Update on Catalan Struggle for Independence from Spain

The Catalonia Trials: Justice or Vengeance

Al Jazeera (2019)

Film Review

This documentary examines the arrest and imprisonment of nine leaders of the Catalan Popular Assembly for holding an independence referendum in 2017. In a region where children were historically forbidden to speak their native tongue (Catalan) in school, the movement for Catalan rights and independence has a long history.

Catalan public opinion is evenly divided over the independence issue. Nearly 50% of the population voted or tried to vote on the 2017 referendum. Most opponents of independence boycotted the ballot. Of the 43% who successfully cast votes, 90% opted for independence.

On the day of the poll, national police raided many polling stations, confiscating ballot boxes and trying to drag voters away.

Following the failed referendum, the Catalan Popular Assembly voted to declare independence and was suspended by the Spanish government. Twelve assembly leaders were arrested and spent 17 months in prison before going to trial. Other leaders, including Carlos Puigemont, the former Catalan president, fled to northern Europe to avoid arrest.

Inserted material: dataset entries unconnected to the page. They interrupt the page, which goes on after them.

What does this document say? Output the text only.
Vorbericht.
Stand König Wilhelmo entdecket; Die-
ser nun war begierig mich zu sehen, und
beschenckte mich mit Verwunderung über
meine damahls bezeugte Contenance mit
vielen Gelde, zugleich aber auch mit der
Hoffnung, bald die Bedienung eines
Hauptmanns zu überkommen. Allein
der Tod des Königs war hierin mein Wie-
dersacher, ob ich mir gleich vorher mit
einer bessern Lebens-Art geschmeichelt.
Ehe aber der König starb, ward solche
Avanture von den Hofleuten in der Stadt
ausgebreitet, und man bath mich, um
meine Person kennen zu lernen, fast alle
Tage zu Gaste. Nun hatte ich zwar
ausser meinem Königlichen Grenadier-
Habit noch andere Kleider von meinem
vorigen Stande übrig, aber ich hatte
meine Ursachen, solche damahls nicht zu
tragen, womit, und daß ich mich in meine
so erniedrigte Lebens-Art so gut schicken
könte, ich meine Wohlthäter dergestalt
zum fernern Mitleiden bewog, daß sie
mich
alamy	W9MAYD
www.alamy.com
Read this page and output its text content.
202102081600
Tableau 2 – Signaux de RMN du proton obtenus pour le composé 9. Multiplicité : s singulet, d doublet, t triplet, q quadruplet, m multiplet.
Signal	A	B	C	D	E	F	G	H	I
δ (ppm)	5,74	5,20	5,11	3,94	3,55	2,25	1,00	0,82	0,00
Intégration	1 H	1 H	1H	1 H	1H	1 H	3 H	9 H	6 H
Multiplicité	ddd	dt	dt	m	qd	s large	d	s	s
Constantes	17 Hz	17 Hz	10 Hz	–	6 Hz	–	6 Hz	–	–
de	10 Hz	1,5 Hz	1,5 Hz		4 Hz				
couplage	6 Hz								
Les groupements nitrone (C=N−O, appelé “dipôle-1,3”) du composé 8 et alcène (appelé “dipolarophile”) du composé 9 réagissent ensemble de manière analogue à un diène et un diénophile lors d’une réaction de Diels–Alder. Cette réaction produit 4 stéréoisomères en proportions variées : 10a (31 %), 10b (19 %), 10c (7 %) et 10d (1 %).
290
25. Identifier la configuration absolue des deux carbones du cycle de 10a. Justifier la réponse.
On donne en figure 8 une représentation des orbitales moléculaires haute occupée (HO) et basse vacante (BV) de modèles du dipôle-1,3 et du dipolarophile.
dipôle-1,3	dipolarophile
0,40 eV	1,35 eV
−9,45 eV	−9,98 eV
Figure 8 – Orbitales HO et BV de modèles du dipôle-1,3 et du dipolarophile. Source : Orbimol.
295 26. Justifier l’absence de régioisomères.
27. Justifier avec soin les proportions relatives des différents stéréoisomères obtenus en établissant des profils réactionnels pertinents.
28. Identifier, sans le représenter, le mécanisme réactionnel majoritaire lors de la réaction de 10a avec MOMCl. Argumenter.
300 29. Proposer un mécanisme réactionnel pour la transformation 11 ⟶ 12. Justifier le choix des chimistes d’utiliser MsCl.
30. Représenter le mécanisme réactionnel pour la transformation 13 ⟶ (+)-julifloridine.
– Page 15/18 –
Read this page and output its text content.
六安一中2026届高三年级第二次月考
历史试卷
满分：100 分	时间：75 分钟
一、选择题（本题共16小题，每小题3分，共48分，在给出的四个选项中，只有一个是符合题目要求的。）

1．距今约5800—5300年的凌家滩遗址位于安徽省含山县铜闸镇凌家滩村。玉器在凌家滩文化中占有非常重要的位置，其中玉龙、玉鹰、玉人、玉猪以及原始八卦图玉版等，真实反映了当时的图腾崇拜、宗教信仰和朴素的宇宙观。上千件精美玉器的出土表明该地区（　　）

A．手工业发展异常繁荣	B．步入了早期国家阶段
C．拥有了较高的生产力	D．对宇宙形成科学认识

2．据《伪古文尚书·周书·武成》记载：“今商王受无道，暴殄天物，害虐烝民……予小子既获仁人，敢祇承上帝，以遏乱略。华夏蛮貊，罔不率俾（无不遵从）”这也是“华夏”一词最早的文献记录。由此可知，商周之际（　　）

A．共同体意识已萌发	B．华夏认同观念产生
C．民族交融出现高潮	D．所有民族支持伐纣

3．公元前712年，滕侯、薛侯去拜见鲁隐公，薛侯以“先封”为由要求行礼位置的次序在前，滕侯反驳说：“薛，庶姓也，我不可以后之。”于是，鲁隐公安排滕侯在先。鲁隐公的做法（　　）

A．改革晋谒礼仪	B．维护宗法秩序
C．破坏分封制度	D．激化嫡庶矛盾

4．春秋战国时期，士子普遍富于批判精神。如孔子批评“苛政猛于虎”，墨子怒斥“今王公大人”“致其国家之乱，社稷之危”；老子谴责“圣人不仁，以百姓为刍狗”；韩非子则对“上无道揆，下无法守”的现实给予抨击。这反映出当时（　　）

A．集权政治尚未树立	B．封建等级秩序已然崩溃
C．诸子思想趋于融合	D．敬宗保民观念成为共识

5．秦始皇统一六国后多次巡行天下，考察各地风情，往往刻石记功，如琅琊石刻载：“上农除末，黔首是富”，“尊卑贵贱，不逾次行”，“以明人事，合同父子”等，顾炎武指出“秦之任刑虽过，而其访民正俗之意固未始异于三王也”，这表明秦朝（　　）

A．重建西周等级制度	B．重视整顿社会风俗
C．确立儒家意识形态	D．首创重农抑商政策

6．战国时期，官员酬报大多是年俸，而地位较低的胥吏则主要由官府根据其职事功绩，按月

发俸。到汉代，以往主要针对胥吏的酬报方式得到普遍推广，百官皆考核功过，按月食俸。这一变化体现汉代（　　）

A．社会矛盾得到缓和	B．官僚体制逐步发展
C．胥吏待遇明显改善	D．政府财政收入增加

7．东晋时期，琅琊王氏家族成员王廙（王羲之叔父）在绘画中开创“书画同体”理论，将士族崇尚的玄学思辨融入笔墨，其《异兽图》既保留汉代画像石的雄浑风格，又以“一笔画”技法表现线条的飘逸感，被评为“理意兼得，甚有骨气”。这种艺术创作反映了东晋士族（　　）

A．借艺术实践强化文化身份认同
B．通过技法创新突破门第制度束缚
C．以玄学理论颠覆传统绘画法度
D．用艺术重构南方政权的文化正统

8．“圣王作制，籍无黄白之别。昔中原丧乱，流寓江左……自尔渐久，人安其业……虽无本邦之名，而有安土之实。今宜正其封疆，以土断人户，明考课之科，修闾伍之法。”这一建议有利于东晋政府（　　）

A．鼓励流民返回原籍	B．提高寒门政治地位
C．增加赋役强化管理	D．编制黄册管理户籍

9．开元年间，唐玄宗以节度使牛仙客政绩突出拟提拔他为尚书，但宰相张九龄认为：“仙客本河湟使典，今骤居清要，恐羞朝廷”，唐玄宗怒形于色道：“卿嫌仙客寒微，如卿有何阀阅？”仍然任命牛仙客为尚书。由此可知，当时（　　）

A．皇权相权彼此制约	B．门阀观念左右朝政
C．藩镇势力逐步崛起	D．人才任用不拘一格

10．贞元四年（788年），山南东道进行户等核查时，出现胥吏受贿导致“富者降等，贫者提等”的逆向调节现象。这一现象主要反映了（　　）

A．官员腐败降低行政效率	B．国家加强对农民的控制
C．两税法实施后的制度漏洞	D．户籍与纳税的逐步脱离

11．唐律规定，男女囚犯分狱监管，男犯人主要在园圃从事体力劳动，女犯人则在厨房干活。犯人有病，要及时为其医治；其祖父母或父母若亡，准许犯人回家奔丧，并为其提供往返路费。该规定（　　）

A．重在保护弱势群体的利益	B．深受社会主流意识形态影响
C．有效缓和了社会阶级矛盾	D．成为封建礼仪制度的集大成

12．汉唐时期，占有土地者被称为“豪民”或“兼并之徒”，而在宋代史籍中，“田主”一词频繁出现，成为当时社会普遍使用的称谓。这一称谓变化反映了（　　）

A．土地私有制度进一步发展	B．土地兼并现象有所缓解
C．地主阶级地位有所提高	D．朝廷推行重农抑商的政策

Spain’s center left socialist government, which took power in June 2018 opposes Catalan independence. For some reason, they are allowing members of the right wing Vox party to participate in prosecuting the Catalan leaders.

In April 2019, the socialist government fell, because Catalan members of its governing coalition refused to support their proposed budget. Because the Catalan independence movement is as strong as ever, several of the imprisoned Popular Assembly leaders stood in the new election. Four, who were elected, were let out of jail to take their oath of office before the new government suspended their right to take their seats.

They were also elected (along with two exiled Catalan leaders) to the European Parliament, as well.

Although the trial ended June 12, 2019, the verdict isn’t expected until fall.  See New York Times

All 12 face a potential 17-year sentence for rebellion.